Ein Jahr ist vergangen, und ich habe beinahe sämtliche Medikamente ausprobiert. Das Ergebnis? Zwar fokussierten sie mich kurzzeitig, aber das Nachlassen der Wirkung verstärkte sämtliche Symptome auf einmal. Vor allem, wenn dieser Zeitpunkt mit der ohnehin anstrengenden Abendsituation mit Kind zusammenfiel. Dann war die Überforderung vorprogrammiert. Das Scheitern der Medikamente deutet darauf hin, dass ich vielleicht doch kein ADHS habe. Okay, aber woran liegt es dann? Diagnose hin oder her.
Inzwischen ist mir bewusst geworden, dass ich nicht die Einzige bin. Dass unglaublich viele Mütter erschöpft sind. Sind wir zu schwach für diese Welt? Diese Frage konnte ich der Autorin Julia Knörnschild stellen, deren Buch «Mama kann nicht mehr» soeben erschienen ist. Sie meint dazu: «Die Erwartung an uns Mütter ist einfach ZU KRASS! Wie soll eine Frau es schaffen, den Erwartungen der Gesellschaft zu entsprechen? Lol. Eine Frau muss gut aussehen, sie sollte nicht nur ein Kind bekommen, weil Einzelkinder angeblich gar nicht gehen, aber auch nicht mehr als zwei. Frau soll dabei gut aussehen und sich beim Stillen schön verstecken, damit man die sexualisierte Brust nicht sehen muss. Und wenn sie nicht stillt, ist sie eine Versagerin.»
Ich gebe Julia recht, dass dies grosser Quatsch ist und dass wir Mütter das Recht haben, schwach und erschöpft zu sein, was einfach nur menschlich ist.

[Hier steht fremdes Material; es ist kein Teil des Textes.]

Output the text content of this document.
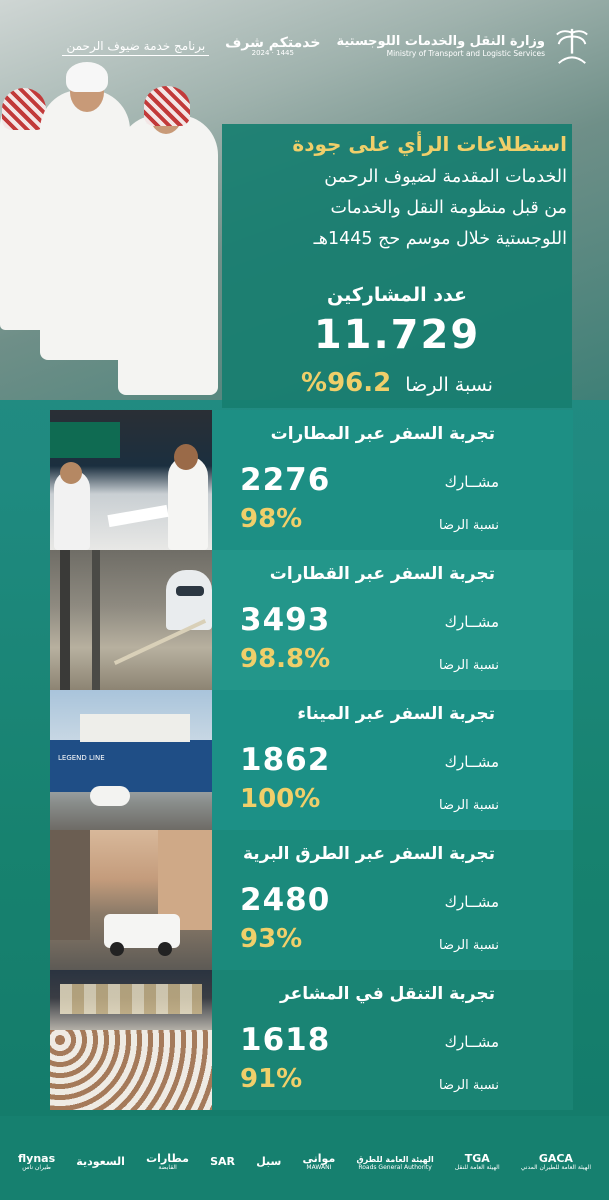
برنامج خدمة ضيوف الرحمن خدمتكم شرف
2024 · 1445
وزارة النقل والخدمات اللوجستية
Ministry of Transport and Logistic Services
استطلاعات الرأي على جودة
الخدمات المقدمة لضيوف الرحمن
من قبل منظومة النقل والخدمات
اللوجستية خلال موسم حج 1445هـ
عدد المشاركين
11.729
نسبة الرضا 96.2%
تجربة السفر عبر المطارات
2276	مشــارك
98%	نسبة الرضا
تجربة السفر عبر القطارات
3493	مشــارك
98.8%	نسبة الرضا
LEGEND LINE
تجربة السفر عبر الميناء
1862	مشــارك
100%	نسبة الرضا
تجربة السفر عبر الطرق البرية
2480	مشــارك
93%	نسبة الرضا
تجربة التنقل في المشاعر
1618	مشــارك
91%	نسبة الرضا
flynas
طيران ناس	السعودية مطارات
القابضة	SAR سبل موانى
MAWANI
الهيئة العامة للطرق
Roads General Authority
TGA
الهيئة العامة للنقل
GACA
الهيئة العامة للطيران المدني
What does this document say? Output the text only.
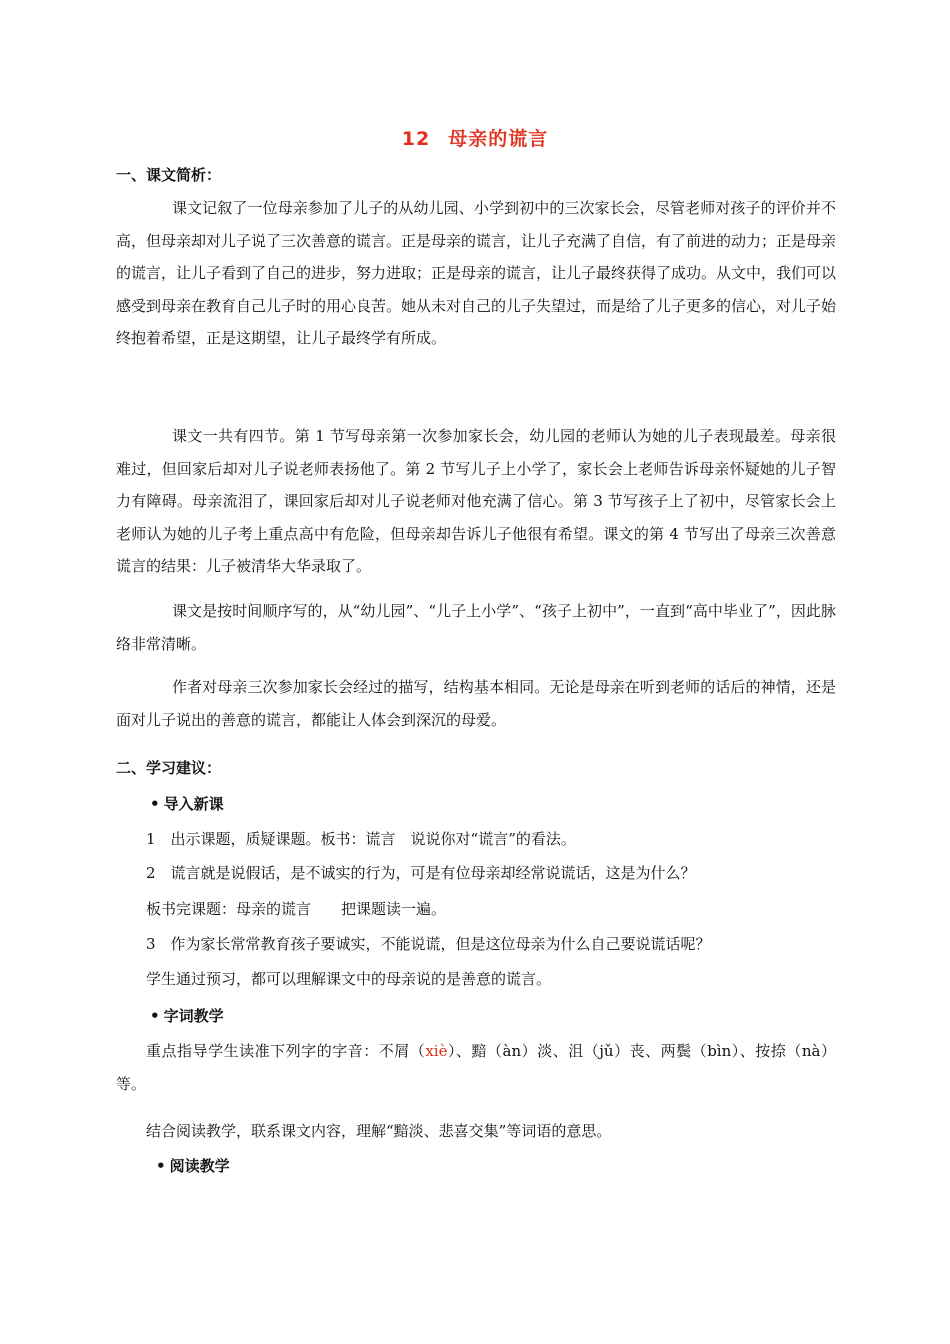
12 母亲的谎言
一、课文简析：

课文记叙了一位母亲参加了儿子的从幼儿园、小学到初中的三次家长会，尽管老师对孩子的评价并不高，但母亲却对儿子说了三次善意的谎言。正是母亲的谎言，让儿子充满了自信，有了前进的动力；正是母亲的谎言，让儿子看到了自己的进步，努力进取；正是母亲的谎言，让儿子最终获得了成功。从文中，我们可以感受到母亲在教育自己儿子时的用心良苦。她从未对自己的儿子失望过，而是给了儿子更多的信心，对儿子始终抱着希望，正是这期望，让儿子最终学有所成。

课文一共有四节。第 1 节写母亲第一次参加家长会，幼儿园的老师认为她的儿子表现最差。母亲很难过，但回家后却对儿子说老师表扬他了。第 2 节写儿子上小学了，家长会上老师告诉母亲怀疑她的儿子智力有障碍。母亲流泪了，课回家后却对儿子说老师对他充满了信心。第 3 节写孩子上了初中，尽管家长会上老师认为她的儿子考上重点高中有危险，但母亲却告诉儿子他很有希望。课文的第 4 节写出了母亲三次善意谎言的结果：儿子被清华大华录取了。

课文是按时间顺序写的，从“幼儿园”、“儿子上小学”、“孩子上初中”，一直到“高中毕业了”，因此脉络非常清晰。

作者对母亲三次参加家长会经过的描写，结构基本相同。无论是母亲在听到老师的话后的神情，还是面对儿子说出的善意的谎言，都能让人体会到深沉的母爱。

二、学习建议：
• 导入新课

1　出示课题，质疑课题。板书：谎言　说说你对“谎言”的看法。

2　谎言就是说假话，是不诚实的行为，可是有位母亲却经常说谎话，这是为什么？

板书完课题：母亲的谎言　　把课题读一遍。

3　作为家长常常教育孩子要诚实，不能说谎，但是这位母亲为什么自己要说谎话呢？

学生通过预习，都可以理解课文中的母亲说的是善意的谎言。

• 字词教学

重点指导学生读准下列字的字音：不屑（xiè）、黯（àn）淡、沮（jǔ）丧、两鬓（bìn）、按捺（nà）等。

结合阅读教学，联系课文内容，理解“黯淡、悲喜交集”等词语的意思。

• 阅读教学
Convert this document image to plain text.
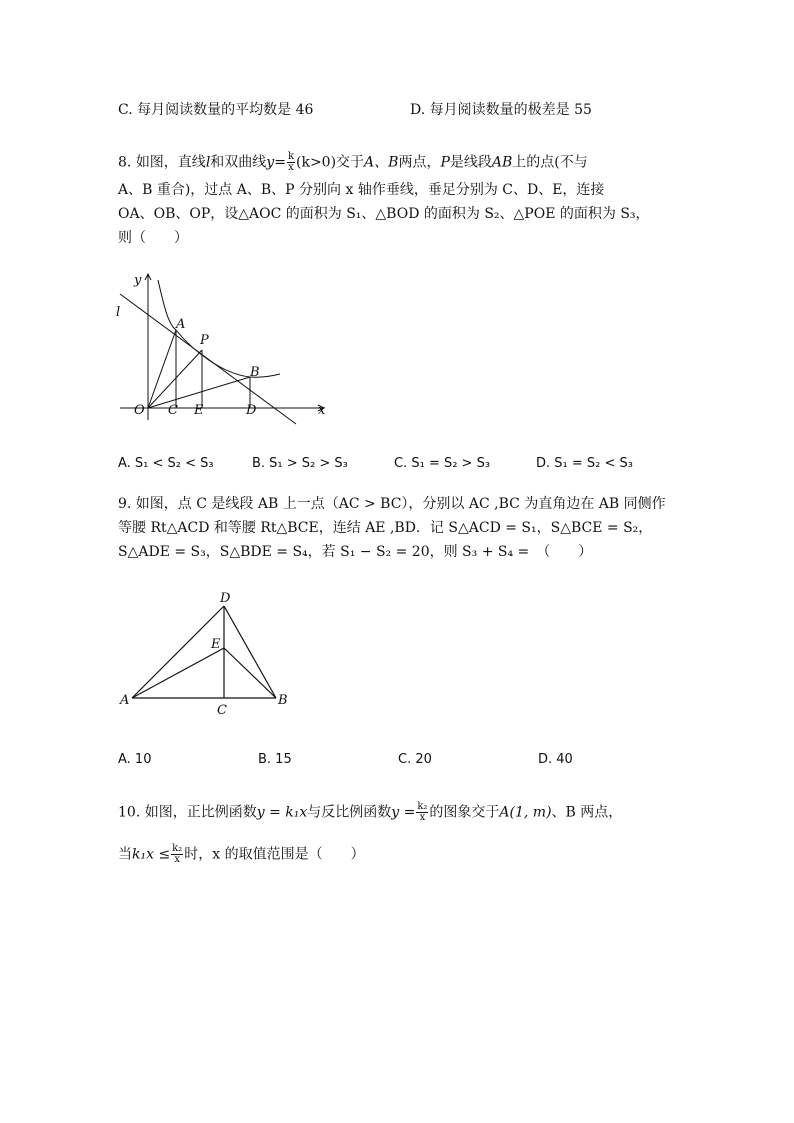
C. 每月阅读数量的平均数是 46	D. 每月阅读数量的极差是 55
8. 如图，直线l和双曲线$y= \frac{k}{x} (k>0)$交于A、B两点，P是线段AB上的点(不与
A、B 重合)，过点 A、B、P 分别向 x 轴作垂线，垂足分别为 C、D、E，连接
OA、OB、OP，设△AOC 的面积为 S₁、△BOD 的面积为 S₂、△POE 的面积为 S₃，
则（　　）
y
l
A
P
B
O C E	D	x
A. S₁ < S₂ < S₃	B. S₁ > S₂ > S₃	C. S₁ = S₂ > S₃	D. S₁ = S₂ < S₃
9. 如图，点 C 是线段 AB 上一点（AC > BC），分别以 AC ,BC 为直角边在 AB 同侧作
等腰 Rt△ACD 和等腰 Rt△BCE，连结 AE ,BD．记 S△ACD = S₁，S△BCE = S₂，
S△ADE = S₃，S△BDE = S₄，若 S₁ − S₂ = 20，则 S₃ + S₄ =　（　　）
D
E
A
C
B
A. 10	B. 15	C. 20	D. 40
10. 如图，正比例函数y = k₁x与反比例函数$y = \frac{\text{k₂}}{x}$ 的图象交于A(1, m)、B 两点，
当$k_1x \le \frac{\text{k₂}}{x}$ 时，x 的取值范围是（　　）
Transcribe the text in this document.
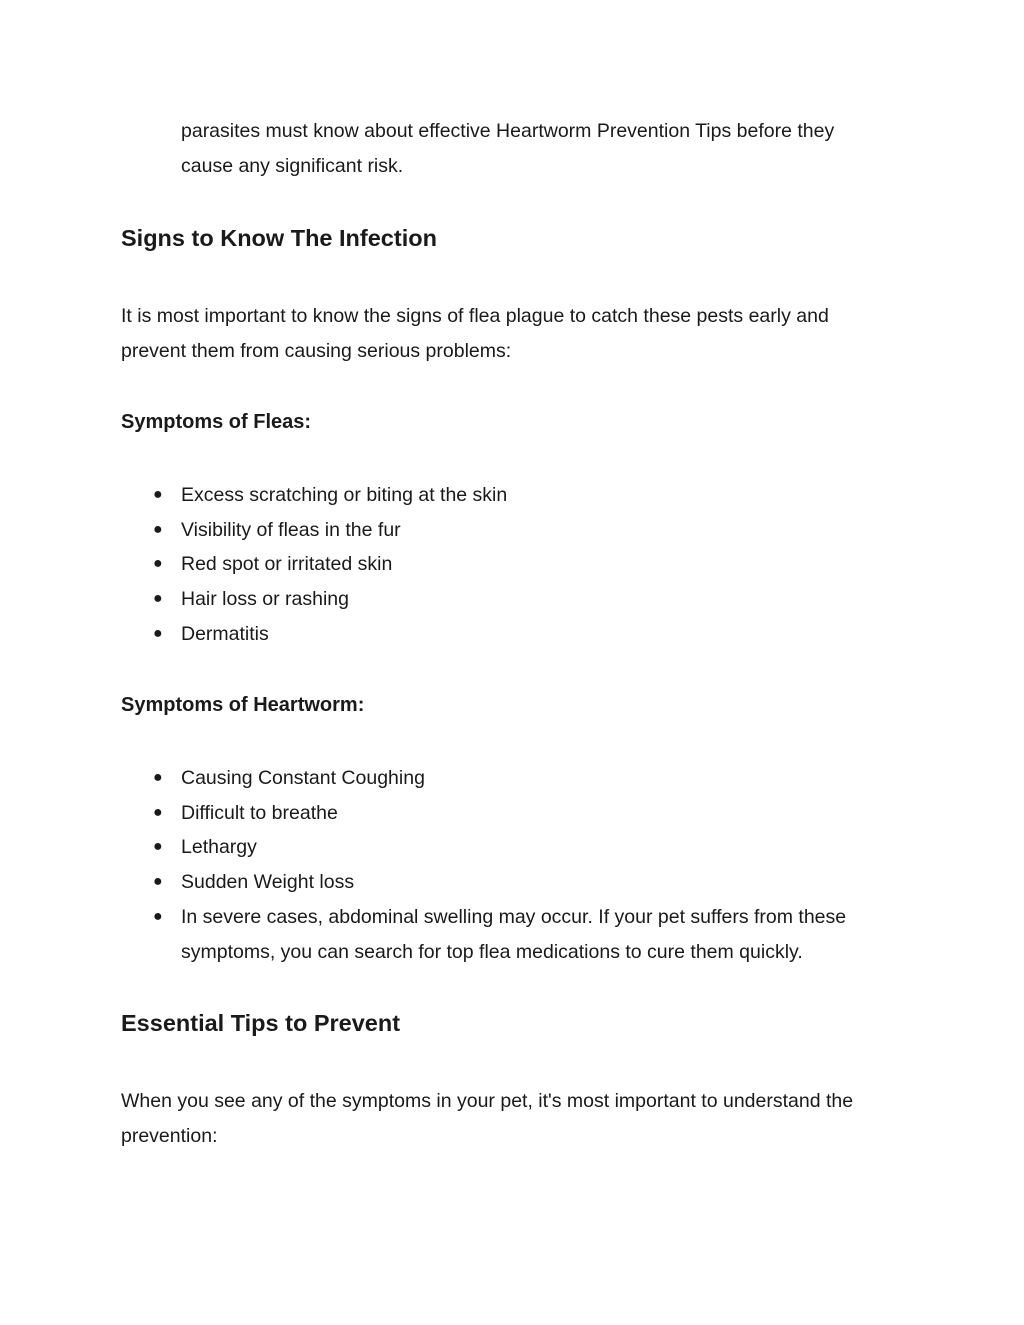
parasites must know about effective Heartworm Prevention Tips before they cause any significant risk.

Signs to Know The Infection

It is most important to know the signs of flea plague to catch these pests early and prevent them from causing serious problems:

Symptoms of Fleas:
● Excess scratching or biting at the skin
● Visibility of fleas in the fur
● Red spot or irritated skin
● Hair loss or rashing
● Dermatitis
Symptoms of Heartworm:
● Causing Constant Coughing
● Difficult to breathe
● Lethargy
● Sudden Weight loss
● In severe cases, abdominal swelling may occur. If your pet suffers from these symptoms, you can search for top flea medications to cure them quickly.
Essential Tips to Prevent

When you see any of the symptoms in your pet, it's most important to understand the prevention:
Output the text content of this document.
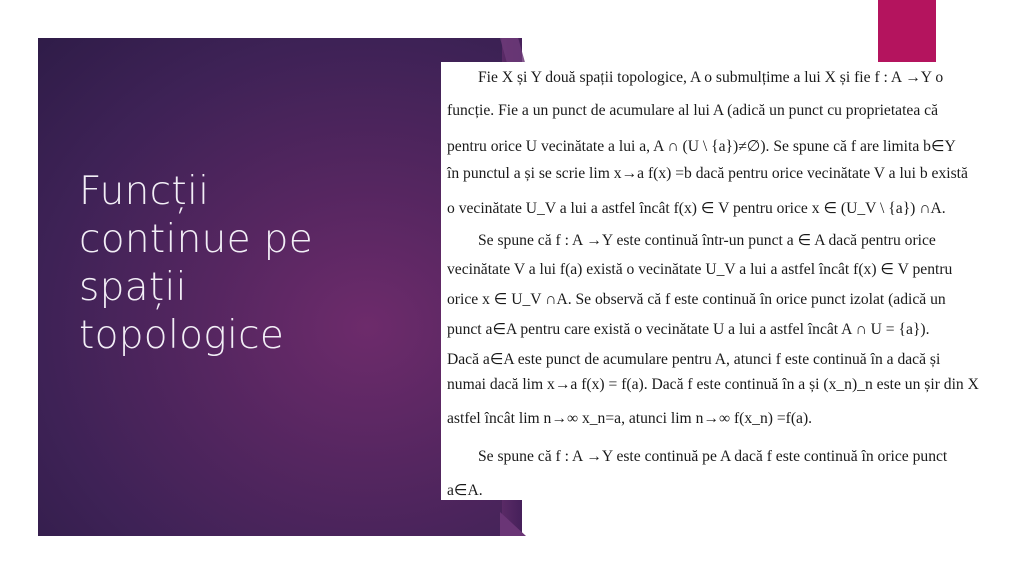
Funcții
continue pe
spații
topologice

Fie X și Y două spații topologice, A o submulțime a lui X și fie f : A →Y o

funcție. Fie a un punct de acumulare al lui A (adică un punct cu proprietatea că

pentru orice U vecinătate a lui a, A ∩ (U \ {a})≠∅). Se spune că f are limita b∈Y

în punctul a și se scrie lim x→a f(x) =b dacă pentru orice vecinătate V a lui b există

o vecinătate U_V a lui a astfel încât f(x) ∈ V pentru orice x ∈ (U_V \ {a}) ∩A.

Se spune că f : A →Y este continuă într-un punct a ∈ A dacă pentru orice

vecinătate V a lui f(a) există o vecinătate U_V a lui a astfel încât f(x) ∈ V pentru

orice x ∈ U_V ∩A. Se observă că f este continuă în orice punct izolat (adică un

punct a∈A pentru care există o vecinătate U a lui a astfel încât A ∩ U = {a}).

Dacă a∈A este punct de acumulare pentru A, atunci f este continuă în a dacă și

numai dacă lim x→a f(x) = f(a). Dacă f este continuă în a și (x_n)_n este un șir din X

astfel încât lim n→∞ x_n=a, atunci lim n→∞ f(x_n) =f(a).

Se spune că f : A →Y este continuă pe A dacă f este continuă în orice punct

a∈A.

Es ist wichtig, darüber zu sprechen. Und es darf keine Stigmatisierung geben – weder von ADHS noch von Burn-out. Unverständnis ist kontraproduktiv und verstärkt oft sogar die Symptome. Wir müssen besser auf uns achten und uns Zeit für uns nehmen. Sie wissen schon, «Me-Time». In den vergangenen Jahren kam diese bei mir zweifellos zu kurz, weshalb ich es als Teil meiner Regeneration betrachte, mein Privatleben stückweise zurückzuerobern.